Invisible Cities describes imaginary conversations between Marco Polo and Kublai Khan. The Great Khan wishes to hear reports about his vast empires, which it is beyond his ability to visit himself. Marco Polo describes his visits to a series of surreal cities in the Khan's domain, each city being characterized by a unique quality or concept and each one given a name which is evocatively feminine. Cities are categorized under headings as, for example, Cities and Memory, Cities and Signs, Cities and Names, Cities and the Dead….It is for the reader (along with Kublai Khan!) to read significance into Marco Polo's fragmented tales, to puzzle over the metaphorical sense of each narrative.

The Great Khan is old and weary but still, despite his scepticism, wants the youthful Polo to enchant and amaze him with accounts of his own domains. When even the ever-inventive Polo finally tires and says that he has told him of all the cities he knows, Kublai Khan says:
“There is one city of which you never speak.”
Marco Polo bowed his head.
“Venice” the Khan said.
Marco smiled. “What else do you believe I have been talking to you about?”

When pressed to speak directly about Venice, Marco says this:
“Memory’s images are fixed in words, are erased. Perhaps I am afraid of losing Venice all at once, if I speak of it.

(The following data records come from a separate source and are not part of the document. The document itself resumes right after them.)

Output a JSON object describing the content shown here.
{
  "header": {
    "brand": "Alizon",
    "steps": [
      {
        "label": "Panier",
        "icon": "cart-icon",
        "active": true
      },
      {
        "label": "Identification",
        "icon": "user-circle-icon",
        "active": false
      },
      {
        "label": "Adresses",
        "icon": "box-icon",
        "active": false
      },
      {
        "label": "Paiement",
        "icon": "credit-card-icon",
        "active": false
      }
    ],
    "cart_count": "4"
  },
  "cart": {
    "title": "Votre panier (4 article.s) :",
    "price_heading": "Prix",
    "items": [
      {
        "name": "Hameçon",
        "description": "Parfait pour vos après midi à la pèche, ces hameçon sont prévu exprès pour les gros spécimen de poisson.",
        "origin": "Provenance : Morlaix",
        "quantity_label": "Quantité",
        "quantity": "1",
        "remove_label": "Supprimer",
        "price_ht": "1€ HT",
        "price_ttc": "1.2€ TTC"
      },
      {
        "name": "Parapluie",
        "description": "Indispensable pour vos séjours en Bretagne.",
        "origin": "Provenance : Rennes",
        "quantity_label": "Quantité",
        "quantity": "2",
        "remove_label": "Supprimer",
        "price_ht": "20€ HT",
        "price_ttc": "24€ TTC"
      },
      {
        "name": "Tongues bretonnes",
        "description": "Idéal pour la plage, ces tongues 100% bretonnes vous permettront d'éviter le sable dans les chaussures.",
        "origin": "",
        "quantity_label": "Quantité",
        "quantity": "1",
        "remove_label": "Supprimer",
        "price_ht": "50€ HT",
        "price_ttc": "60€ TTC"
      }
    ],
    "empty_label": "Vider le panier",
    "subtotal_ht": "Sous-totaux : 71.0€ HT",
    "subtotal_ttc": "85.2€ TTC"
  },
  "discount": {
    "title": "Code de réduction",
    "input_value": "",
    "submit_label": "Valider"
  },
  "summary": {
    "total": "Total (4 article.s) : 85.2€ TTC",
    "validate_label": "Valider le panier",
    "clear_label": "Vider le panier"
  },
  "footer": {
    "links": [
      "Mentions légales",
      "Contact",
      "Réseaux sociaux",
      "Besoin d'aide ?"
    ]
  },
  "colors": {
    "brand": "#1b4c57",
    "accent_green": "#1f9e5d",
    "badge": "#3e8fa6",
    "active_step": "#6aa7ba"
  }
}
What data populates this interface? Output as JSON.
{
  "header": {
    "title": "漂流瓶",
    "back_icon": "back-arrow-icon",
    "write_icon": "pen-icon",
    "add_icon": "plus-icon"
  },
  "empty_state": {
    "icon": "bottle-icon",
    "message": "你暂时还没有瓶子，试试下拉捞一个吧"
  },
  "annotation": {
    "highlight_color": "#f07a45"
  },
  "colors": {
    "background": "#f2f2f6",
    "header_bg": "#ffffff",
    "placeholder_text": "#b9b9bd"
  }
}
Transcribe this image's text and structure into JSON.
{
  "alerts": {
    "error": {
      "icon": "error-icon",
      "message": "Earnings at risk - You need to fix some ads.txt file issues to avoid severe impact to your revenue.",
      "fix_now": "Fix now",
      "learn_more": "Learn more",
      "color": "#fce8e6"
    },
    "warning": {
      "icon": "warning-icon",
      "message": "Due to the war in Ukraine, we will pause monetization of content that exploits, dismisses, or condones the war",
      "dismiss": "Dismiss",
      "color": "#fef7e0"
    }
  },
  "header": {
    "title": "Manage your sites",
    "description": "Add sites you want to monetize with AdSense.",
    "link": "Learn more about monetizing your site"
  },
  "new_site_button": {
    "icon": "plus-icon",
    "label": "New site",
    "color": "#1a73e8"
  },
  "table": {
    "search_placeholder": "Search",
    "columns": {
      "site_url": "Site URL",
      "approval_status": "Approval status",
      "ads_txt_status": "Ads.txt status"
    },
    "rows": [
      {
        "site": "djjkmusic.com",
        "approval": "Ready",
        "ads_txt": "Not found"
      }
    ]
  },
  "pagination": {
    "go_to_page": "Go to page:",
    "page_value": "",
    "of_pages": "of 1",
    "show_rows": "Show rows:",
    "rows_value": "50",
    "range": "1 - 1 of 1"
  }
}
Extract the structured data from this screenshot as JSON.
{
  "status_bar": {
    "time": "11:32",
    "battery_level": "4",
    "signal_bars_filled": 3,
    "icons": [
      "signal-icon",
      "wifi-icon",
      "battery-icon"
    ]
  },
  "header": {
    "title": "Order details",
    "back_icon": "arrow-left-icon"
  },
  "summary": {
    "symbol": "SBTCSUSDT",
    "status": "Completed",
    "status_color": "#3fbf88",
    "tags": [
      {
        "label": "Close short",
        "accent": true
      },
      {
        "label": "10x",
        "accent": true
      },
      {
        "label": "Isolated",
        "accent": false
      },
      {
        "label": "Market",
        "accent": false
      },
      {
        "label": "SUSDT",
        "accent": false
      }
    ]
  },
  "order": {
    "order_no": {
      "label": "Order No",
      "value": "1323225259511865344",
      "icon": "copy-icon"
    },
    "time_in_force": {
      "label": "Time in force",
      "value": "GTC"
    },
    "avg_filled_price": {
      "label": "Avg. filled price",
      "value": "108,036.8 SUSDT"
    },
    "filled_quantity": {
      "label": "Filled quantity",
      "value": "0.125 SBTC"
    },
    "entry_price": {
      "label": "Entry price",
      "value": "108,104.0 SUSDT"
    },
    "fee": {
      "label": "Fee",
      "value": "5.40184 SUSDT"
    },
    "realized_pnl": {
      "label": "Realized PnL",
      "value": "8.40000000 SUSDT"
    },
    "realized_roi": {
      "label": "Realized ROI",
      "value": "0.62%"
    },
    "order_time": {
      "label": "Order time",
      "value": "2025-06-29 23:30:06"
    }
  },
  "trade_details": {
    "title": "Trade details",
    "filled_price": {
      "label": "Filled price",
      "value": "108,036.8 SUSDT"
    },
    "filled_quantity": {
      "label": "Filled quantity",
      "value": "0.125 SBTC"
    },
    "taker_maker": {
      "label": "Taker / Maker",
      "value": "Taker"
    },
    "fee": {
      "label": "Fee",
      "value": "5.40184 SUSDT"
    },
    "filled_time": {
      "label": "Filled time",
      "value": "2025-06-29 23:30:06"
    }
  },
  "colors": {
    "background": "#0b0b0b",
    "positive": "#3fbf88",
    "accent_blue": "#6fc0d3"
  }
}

Or perhaps, speaking of other cities, I have already lost it, little by little.”






2 comments:

billoo said...

Celia, you made the cardinal and unforgiveable mistake of trying to explain Calvino! :)

i'm so glad you're haunted by invisible cities.

You MUST try Mr. Palomar.

His most 'human' book (or at least of those I've read) is Marcovaldo.

And 'Baron' is a dream as well.

Castle of crossed destinies is only something you will understand since apparently you are supposed to have read every great book to make sense of it. didn't like it.

oh yes, his essays are fab.

Celia said...

Omigod! Was I really trying to explain? But I suppose its in my nature to search for meanings in everything......

There's a plethora of stuff, academic theses etc. about Calvino on the internet (and I'm trying hard not to look at them - see my Comment on YOUR blog!)In fact, I think I'll just buy that book and live with it a while.

As for any other of his books - maybe.